Ribosomes had been studied for 40 years, but the complete structure had
been elusive. When the active sites for peptidyl transferase were looked at, it
turned out that there is no protein in the vicinity of the new peptide bond,
showing once again that RNA has catalytic ability. This is an exciting finding
because it answers questions that have been plaguing scientists for decades. It
was assumed that RNA was the first genetic material, and RNA can encode
proteins that act as catalysts; but, because it takes proteins to do the
translation, how could the first proteins have been created? With the discovery
of an RNA-based peptidyl transferase, it was suddenly possible to imagine an
“RNA world” in which the RNA both carried the message and processed it. This discovery
is very intriguing, but it has not yet been accepted by many researchers, and
some evidence questions the nature of catalytic RNA. One study showed that
mutations of the putative RNA bases involved in the catalytic mechanism do not
significantly reduce the efficiency of peptidyl transferase, throwing into
question whether the RNA is chemically involved in the catalysis.
In our description of protein synthesis, we have considered, up to now, the reactions that take place at one ribosome. It is, however, not only possible but quite usual for several ribosomes to be attached to the same mRNA. Each of these ribosomes bears a polypeptide in one of various stages of completion, depending on the position of the ribosome as it moves along the mRNA (Figure 12.17). This complex of mRNA with several ribosomes is called a polysome; an alternative name is polyribosome. In prokaryotes, translation begins very soon after mRNA transcription. It is possible for a molecule of mRNA that is still being transcribed to have a number of ribosomes attached to it that are in various stages of translating that mRNA. It is also possible for DNA to be in various stages of being transcribed. In this situation, several molecules of RNA polymerase are attached to a single gene, giving rise to several mRNA molecules, each of which has a number of ribosomes attached to it. The prokaryotic gene is being simultaneously transcribed and translated. This process, which is called coupled translation (Figure 12.18), is possible in prokaryotes because of the lackof cell compartmentalization. In eukaryotes, mRNA is produced in the nucleus, and most protein synthesis takes place in the cytosol.
The unique and elegant structure of the
ribosome allows the binding of aminoacyl-tRNA molecules and mRNA. The ribosome
catalyzes the nucleophilic attack of one amino acid on the next, allowing for
protein synthesis.
Protein synthesis begins at an AUG codon on the
mRNA. The ribosome and mRNA forms an initiation complex that includes the two
main ribo-somal subunits, the mRNA, GTP, and three initiation factors, IF1,
IF2, and IF3.
The ribosome locates the correct AUG to start translation by
binding to a consensus sequence called the Shine–Dalgarno sequence.

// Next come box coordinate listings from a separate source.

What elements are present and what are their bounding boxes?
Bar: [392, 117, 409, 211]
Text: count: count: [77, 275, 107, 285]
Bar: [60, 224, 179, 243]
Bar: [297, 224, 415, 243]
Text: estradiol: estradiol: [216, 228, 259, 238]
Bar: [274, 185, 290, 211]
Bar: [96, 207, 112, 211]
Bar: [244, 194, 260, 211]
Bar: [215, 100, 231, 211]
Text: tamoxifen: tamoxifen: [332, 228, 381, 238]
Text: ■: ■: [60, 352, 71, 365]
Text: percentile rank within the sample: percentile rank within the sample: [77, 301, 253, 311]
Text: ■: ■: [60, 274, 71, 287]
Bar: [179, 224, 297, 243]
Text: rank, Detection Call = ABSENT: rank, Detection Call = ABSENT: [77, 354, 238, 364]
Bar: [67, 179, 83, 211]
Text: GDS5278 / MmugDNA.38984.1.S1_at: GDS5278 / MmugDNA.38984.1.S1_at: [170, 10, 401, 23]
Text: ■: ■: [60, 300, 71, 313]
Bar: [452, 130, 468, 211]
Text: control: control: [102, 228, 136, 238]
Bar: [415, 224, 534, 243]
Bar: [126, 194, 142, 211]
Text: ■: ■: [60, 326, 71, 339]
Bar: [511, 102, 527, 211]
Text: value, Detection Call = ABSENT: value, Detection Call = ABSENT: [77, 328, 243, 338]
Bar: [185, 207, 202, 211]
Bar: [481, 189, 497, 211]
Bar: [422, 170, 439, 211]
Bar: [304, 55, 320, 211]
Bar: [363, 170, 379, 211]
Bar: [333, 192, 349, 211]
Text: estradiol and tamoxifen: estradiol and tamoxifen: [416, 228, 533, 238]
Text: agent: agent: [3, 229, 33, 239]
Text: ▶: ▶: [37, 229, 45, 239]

The first aminoacyl-tRNA bound to the ribosome carries N-formylmethio-nine, and it is initially
bound to the P site of the ribosome.
In chain elongation, the second amino acyl-tRNA
binds to the A site. This amino acid’s α-amino group performs a nucleophilic attack on
the carbonyl group of the N-formylmethionine
in the peptidyl transfer reac-tion. In a translocation step, the ribosome then moves
one codon, leaving a dipeptidyl-tRNA in the A site and moving the uncharged
tRNA to the exit site. The process continues with a new aminoacyl-tRNA entering
the P site. The uncharged tRNA is then ejected from the E site.
When the ribosome encounters a stop codon, the chain is terminated
in a process requiring GTP and three protein release factors.
The ribosome is actually a ribozyme. There are
no amino acids at the active site where the peptidyl transferase reaction
occurs. Specific bases on the rRNA are believed to catalyze the reaction.